At present, this "basic life support" chapter is a discussion of compression-only CPR, reflecting the interest of the college examiners. Question 15 from the first paper of 2010 asked the candidates not to critically evaluate compression only CPR per se, but to critique the use of this technique as a replacement of the current guidelines. A brief lucid introduction to this topic is available from LITFL. In short, compression-only CPR seems sound theoretically (as it minimises interruption to compressions) and experimentally (many arrested animals can testify to its efficacy). However, human data for improved outcomes is lacking. The major benefit may be the increase in participation among squeamish rescuers.
Rationale for the use of compression-only CPR
- Compression-only CPR dispenses with recommendation to interrupt CPR for breaths, arguing that mouth to mouth peri-arrest ventilation it is unneccessary at best and counterproductive at worst.
- In cardiac arrest, cardiac output is the rate-limiting step of oxygen delivery
- Compressions create enough passive circulation for adequate gas mixing to occur
- Breath pauses in compressions may be counterproductive (as they allow cardiac output to decrease)

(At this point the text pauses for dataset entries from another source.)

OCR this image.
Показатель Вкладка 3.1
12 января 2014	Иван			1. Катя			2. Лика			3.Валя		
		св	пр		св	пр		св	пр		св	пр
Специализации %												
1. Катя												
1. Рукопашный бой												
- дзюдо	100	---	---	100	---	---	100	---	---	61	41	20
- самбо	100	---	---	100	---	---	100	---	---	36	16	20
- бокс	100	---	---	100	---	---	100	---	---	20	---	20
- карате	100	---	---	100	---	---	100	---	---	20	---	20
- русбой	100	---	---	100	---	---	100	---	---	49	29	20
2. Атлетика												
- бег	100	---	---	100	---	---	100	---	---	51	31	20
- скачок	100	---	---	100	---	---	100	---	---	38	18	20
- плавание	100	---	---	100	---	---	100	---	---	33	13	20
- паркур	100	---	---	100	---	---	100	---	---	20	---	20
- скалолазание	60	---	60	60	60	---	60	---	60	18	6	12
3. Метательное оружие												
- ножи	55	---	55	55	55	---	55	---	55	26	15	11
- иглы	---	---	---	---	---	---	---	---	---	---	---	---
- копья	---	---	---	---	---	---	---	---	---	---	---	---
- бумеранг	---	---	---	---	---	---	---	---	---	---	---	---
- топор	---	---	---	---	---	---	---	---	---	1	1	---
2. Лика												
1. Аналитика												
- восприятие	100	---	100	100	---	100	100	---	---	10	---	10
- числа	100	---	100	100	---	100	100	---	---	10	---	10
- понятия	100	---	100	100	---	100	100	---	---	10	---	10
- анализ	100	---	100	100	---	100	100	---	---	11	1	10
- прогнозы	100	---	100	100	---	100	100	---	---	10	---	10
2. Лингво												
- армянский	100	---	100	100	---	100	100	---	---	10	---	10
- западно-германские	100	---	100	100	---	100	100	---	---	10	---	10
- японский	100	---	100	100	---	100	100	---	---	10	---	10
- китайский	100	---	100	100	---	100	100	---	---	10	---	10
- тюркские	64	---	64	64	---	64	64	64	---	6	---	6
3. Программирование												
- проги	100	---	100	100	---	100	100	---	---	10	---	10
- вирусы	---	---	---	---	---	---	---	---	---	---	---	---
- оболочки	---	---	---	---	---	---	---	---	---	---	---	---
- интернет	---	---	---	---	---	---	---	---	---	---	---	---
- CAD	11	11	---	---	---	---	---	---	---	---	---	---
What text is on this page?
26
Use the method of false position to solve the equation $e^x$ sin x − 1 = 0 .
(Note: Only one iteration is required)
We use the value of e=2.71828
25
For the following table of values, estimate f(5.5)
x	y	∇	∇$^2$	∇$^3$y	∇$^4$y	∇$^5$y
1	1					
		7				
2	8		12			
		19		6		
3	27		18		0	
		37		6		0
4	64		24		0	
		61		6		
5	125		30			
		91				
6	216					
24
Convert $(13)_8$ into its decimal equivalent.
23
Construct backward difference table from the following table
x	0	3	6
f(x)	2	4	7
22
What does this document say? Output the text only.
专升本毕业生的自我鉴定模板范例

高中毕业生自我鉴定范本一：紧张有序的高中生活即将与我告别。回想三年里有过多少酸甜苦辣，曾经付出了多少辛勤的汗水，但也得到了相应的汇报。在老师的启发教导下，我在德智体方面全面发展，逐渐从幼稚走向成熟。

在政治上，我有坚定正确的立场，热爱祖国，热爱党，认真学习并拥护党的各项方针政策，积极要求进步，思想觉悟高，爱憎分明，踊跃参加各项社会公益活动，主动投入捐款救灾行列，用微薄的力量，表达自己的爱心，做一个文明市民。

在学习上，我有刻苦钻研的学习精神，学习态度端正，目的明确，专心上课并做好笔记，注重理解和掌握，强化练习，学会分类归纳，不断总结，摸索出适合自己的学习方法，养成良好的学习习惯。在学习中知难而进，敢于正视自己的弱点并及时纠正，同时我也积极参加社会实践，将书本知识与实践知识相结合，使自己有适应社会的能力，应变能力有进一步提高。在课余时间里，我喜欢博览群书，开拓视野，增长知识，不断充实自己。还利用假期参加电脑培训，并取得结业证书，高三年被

- The amount of gas required by the lung is relatively small, because the cardiac output is relatively poor with external cardiac compressions (thus, the extra breath is squandered, if the circulation though the pulmonary capillaries is inadequate).
- At rest, there is enough gas in the lung to support some gs exchange during CPR. Animal studies have demonstrated that even with a totally occluded airway one can perform compression-only CPR for about 6.5 minutes with no difference in neurological outcome (Kern et al, 1998)
- Interruptions in CPR (for breaths or for anything) are known to decrease cerebral perfusion and the chances or ROSC or favourable neurologicl outcome, and much of CPR training revolves around minimising the interruption of compressions.
- Reluctance to provide mouth-to-mouth may discourage all CPR attempts in lay rescuers
- Easier to teach
- Easier to perform as a single rescuer
- Definitely better than no CPR
- May encourage grossed-out lay rescuers to provide some CPR, rather than no CPR
- Uninterrupted compressions may be of better quality
- Supporting data is mainly from animal studies
- Positive pressure ventilation may be essential in drowning, pulmonary oedema, airway obstruction, etc.
- Asphyxia is a major cause of cardiac arrest in children, and for this reason the AHA still recommends ventilation as a part of paediatric CPR (Neumar et al, 2015). Two large database studies among children have found worse 30-day outcomes with compression-only CPR.
Evidence for physiological efficacy of compression-only CPR
Epidemiological evidence in support of compression-only CPR
- Using the entirety of Japan as a prospective cohort, Iwami et al (2015) found that the nationwide dissemination of compression-only CPR practice was associated with an increased survival from out-of-hospital cardiac arrest, because the participation in CPR by bystanders increased from 17.4% to 39.3%.
- On a rather grim note, dispatch operator advice to perform compression-only CPR seems to actually increase bystander participation in CPR, from 62% to 70% ( Shimamoto et al, 2015). This of course implies that in 30-40% of cases the bystander refuses to help, just standing there pointlessly while the arrested patient turns grey.
Current status of Australian recommendations
- The ARC still recommends a 30:2 compression-ventilation ratio. "The ARC has extensively reviewed the recently published evidence and does not consider it to be of sufficient magnitude to warrant a change in the current guidelines"
- The ARC also recommends you provide compression-only CPR if you are for some reason unwilling to provide proper CPR.
- In general, the ARC encourages anything that increases the number of cardiac arrest patients receiving CPR, "but not to the abandonment of conventional CPR".